Jakarta (ANTARA) - Badan Riset dan Inovasi Nasional (BRIN) bersama Universitas Sam Ratulangi berhasil mengidentifikasi tiga ngengat jenis baru, yakni Cryptophasa warouwi, Glyphodes nurfitriae, dan Glyphodes ahsanae.
Peneliti Pusat Riset Biosistematika dan Evolusi BRIN Hari Sutrisno dalam keterangannya di Jakarta Jumat mengatakan, ngengat Cryptophasa warouwi perlu diwaspadai petani cengkih karena berpotensi merusak batang dan ranting cengkih.
"Ngengat Cryptophasa warouwi termasuk hama endemik baru dari Pulau Sangihe Sulawesi Utara yang perlu diantisipasi potensi serangannya oleh para petani," katanya
Hari menuturkan, penemuan itu sangat bermanfaat untuk meningkatkan pemahaman tentang keanekaragaman Cryptophasa di wilayah Wallacea dan menjelaskan status hama hewan tersebut.

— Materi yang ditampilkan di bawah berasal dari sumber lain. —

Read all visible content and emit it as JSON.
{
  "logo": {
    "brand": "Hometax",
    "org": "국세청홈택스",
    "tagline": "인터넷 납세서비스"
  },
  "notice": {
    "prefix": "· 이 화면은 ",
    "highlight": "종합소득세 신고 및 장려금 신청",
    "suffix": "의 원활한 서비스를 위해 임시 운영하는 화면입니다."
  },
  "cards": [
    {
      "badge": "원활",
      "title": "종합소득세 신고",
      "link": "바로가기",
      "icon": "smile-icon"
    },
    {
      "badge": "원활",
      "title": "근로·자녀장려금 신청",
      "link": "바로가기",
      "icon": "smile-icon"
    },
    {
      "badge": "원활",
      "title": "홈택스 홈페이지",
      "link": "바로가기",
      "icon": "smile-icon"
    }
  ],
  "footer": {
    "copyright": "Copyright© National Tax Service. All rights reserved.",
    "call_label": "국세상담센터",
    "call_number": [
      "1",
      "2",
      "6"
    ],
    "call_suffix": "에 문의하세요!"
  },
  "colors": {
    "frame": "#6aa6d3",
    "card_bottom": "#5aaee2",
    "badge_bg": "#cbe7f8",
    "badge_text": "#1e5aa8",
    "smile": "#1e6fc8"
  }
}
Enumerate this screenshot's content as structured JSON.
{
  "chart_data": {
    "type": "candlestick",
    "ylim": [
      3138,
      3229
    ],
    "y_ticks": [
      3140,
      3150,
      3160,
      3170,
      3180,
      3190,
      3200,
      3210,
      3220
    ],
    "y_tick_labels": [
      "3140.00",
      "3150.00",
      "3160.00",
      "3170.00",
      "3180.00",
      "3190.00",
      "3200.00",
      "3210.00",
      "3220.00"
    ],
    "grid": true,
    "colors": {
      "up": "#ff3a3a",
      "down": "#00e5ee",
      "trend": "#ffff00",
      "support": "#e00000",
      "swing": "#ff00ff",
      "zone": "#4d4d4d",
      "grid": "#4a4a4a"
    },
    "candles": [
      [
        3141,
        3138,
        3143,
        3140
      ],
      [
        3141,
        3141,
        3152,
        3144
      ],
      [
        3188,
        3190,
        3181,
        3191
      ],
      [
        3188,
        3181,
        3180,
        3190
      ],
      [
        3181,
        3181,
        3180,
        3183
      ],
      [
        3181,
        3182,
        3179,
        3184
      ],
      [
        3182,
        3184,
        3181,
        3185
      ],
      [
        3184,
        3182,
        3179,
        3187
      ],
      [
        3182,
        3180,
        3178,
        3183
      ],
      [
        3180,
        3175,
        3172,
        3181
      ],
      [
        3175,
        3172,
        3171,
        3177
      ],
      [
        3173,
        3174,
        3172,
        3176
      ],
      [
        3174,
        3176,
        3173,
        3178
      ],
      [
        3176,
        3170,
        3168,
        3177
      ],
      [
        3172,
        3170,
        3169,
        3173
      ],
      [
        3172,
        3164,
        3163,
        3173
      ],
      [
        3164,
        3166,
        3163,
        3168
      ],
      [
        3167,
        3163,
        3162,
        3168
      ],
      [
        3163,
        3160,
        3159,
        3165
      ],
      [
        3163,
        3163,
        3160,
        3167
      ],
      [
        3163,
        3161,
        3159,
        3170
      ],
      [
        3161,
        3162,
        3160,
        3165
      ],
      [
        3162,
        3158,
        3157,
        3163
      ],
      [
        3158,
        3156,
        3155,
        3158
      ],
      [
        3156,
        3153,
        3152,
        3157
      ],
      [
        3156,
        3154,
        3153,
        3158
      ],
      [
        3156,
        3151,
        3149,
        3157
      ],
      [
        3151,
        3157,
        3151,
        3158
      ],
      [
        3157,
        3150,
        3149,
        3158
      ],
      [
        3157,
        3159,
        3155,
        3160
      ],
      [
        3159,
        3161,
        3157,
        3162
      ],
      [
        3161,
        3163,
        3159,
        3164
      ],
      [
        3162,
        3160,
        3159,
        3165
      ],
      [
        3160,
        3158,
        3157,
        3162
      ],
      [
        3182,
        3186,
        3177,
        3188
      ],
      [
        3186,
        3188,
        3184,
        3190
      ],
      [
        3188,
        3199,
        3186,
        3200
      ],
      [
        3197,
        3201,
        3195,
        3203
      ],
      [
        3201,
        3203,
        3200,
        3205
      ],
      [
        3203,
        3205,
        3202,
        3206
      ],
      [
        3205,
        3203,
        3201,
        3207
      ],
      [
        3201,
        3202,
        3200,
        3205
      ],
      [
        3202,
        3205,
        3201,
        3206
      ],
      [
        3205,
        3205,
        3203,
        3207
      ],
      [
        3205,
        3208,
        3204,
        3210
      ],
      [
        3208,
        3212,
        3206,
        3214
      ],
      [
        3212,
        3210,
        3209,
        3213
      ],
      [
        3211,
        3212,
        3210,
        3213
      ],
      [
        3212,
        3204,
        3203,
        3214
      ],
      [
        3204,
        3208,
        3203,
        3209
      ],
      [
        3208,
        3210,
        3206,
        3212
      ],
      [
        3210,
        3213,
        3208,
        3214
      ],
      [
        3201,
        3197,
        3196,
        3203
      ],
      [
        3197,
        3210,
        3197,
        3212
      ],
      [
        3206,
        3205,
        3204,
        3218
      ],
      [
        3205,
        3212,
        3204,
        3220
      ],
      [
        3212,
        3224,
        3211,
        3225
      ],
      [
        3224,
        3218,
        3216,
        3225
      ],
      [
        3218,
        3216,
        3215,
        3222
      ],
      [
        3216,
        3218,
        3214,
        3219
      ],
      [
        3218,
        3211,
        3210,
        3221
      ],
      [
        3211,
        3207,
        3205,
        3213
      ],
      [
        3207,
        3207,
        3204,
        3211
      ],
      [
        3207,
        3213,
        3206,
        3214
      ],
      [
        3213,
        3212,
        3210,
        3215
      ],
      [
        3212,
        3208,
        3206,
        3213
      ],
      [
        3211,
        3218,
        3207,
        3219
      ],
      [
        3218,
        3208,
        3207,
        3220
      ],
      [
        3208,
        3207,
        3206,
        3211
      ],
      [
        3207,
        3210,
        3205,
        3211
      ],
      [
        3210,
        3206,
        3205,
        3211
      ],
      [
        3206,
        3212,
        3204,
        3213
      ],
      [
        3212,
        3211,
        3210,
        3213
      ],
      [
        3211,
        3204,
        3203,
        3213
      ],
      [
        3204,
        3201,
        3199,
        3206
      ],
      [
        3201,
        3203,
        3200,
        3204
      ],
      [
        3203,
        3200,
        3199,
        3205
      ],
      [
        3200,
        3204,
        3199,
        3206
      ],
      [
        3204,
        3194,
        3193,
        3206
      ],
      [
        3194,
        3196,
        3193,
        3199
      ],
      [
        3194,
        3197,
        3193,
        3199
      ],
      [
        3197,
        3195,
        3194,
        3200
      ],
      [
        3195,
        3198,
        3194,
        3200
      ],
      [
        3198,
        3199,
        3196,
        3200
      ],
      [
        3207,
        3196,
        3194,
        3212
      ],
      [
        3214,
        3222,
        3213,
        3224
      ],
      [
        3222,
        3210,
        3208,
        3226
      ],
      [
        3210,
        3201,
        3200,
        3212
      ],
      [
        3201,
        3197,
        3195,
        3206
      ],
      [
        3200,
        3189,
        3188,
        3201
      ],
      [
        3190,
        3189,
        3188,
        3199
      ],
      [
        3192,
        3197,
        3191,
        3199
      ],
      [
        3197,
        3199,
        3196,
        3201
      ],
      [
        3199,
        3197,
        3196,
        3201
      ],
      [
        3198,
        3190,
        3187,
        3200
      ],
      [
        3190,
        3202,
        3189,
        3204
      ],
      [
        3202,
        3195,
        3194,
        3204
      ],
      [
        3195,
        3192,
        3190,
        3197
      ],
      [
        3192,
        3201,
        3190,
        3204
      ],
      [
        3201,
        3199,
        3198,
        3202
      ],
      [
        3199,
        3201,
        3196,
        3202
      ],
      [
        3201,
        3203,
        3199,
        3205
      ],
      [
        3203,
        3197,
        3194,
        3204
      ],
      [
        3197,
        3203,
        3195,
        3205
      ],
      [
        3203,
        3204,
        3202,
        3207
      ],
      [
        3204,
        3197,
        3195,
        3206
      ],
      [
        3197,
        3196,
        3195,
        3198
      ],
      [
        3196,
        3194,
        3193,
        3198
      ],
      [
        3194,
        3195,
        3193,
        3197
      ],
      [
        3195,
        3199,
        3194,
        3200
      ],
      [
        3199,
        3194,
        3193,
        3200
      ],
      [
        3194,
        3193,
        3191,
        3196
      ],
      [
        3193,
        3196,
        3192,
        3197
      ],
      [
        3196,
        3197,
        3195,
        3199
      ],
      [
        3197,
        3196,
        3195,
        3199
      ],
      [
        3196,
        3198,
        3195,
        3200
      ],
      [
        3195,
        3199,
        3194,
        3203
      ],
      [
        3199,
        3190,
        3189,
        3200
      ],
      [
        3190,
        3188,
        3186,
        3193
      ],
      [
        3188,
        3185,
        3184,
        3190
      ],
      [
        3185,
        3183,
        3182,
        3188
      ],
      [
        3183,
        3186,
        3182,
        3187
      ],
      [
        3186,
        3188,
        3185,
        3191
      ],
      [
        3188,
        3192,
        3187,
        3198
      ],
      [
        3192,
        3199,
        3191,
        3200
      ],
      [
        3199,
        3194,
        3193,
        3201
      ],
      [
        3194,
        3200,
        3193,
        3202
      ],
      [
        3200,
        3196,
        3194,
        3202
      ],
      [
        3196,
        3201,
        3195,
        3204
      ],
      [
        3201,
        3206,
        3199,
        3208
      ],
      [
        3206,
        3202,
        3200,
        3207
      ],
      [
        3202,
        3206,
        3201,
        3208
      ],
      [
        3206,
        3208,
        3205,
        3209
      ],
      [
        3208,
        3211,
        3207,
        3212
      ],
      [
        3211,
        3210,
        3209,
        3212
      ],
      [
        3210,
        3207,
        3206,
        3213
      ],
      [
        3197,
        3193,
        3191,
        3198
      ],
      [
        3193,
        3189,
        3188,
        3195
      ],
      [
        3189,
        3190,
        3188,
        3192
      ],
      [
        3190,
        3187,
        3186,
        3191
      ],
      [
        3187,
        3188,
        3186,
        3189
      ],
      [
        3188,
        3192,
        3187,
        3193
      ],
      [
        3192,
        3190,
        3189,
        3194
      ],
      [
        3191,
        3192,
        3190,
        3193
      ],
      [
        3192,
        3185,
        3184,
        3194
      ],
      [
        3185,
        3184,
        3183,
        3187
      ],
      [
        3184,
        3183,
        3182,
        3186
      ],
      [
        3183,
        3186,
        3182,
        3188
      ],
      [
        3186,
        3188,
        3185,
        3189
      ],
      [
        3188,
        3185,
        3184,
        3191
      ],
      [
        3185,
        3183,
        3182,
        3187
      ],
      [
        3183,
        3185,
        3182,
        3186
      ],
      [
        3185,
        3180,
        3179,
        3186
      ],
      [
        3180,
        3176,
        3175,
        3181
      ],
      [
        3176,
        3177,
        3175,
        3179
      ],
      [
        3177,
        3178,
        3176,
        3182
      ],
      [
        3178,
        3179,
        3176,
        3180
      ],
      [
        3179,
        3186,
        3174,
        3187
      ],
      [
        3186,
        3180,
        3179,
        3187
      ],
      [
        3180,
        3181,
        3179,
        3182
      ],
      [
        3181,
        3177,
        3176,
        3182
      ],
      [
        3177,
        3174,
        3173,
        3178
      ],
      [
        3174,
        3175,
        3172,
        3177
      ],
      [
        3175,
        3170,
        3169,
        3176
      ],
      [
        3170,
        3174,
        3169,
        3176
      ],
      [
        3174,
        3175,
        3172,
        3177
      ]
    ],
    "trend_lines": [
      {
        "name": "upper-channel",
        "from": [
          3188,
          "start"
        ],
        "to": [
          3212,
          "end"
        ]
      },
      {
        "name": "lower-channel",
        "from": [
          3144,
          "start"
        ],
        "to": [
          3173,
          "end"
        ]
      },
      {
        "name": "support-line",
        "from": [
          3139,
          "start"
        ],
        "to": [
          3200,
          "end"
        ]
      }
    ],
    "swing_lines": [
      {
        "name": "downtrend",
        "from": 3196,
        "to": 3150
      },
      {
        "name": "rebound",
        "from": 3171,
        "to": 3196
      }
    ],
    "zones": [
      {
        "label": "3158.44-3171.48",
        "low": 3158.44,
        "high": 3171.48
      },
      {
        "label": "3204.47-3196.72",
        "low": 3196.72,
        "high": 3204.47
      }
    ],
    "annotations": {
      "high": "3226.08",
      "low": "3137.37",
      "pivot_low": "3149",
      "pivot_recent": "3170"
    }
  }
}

Menurutnya, larva Cryptophasa dikenal sebagai hama penggerek cabang dan batang. Hewan nokturnal itu memotong daun untuk makanan, membuat terowongan, dan menutup lubangnya dengan anyaman sutra dan kotoran.
Sementara itu, dua ngengat jenis baru lainnya Glyphodes nurfitriae dan Glyphodes ahsanae diidentifikasi berasal dari Papua.
"Pada tahun 2023 aktivitas serangan -hewan- tersebut pernah menyebabkan kerusakan yang bervariasi pada tanaman cengkih di lima kecamatan Pulau Sangihe, Sulawesi Utara. Infestasinya mengakibatkan kerusakan cabang dan ranting yang menyebabkan penurunan densitas daun pada tanaman cengkih,” kata Hari.
Peneliti Pusat Riset Biosistematika dan Evolusi BRIN Pramesa Narakusumo menambahkan, sejak tahun 2016 larva jenis itu terpantau mengganggu tanaman cengkih di Pulau Sangihe dan kemudian di tahun 2023 persebaran hewan jenis itu terus meluas.
Berdasarkan karakter diagnostiknya yang paling khas, ngengat berwarna coklat tua itu terlihat memiliki struktur tegas pada alat kelaminnya. Selain itu, kode batang DNA menunjukkan spesies baru tersebut berkerabat di antara spesies Cryptophasa lainnya, meskipun memiliki antena jantan yang mirip dengan genus Paralecta.
Detail fisik dari spesies baru itu dibahas dalam jurnal Zootaxa Volume 5403 Nomor 1 yang terbit pada 18 Januari 2024.
Dosen Universitas Sam Ratulangi Jackson Watung menjelaskan, baru-baru ini tim juga menemukan fakta jika Cryptophasa warouwi tidak hanya menyerang tanaman cengkih, tetapi juga menyerang tanaman jambu air dan jambu biji (Myrtaceae).
“Ancaman itu dapat dikategorikan sebagai serangan serangga hama oligofag, sehingga sangat penting untuk segera mengembangkan rencana strategi pengendalian hama, analisis risiko hama, menyusun daftar hama karantina, dan manajemen pengelolaan hama lainnya,” kata Jackson.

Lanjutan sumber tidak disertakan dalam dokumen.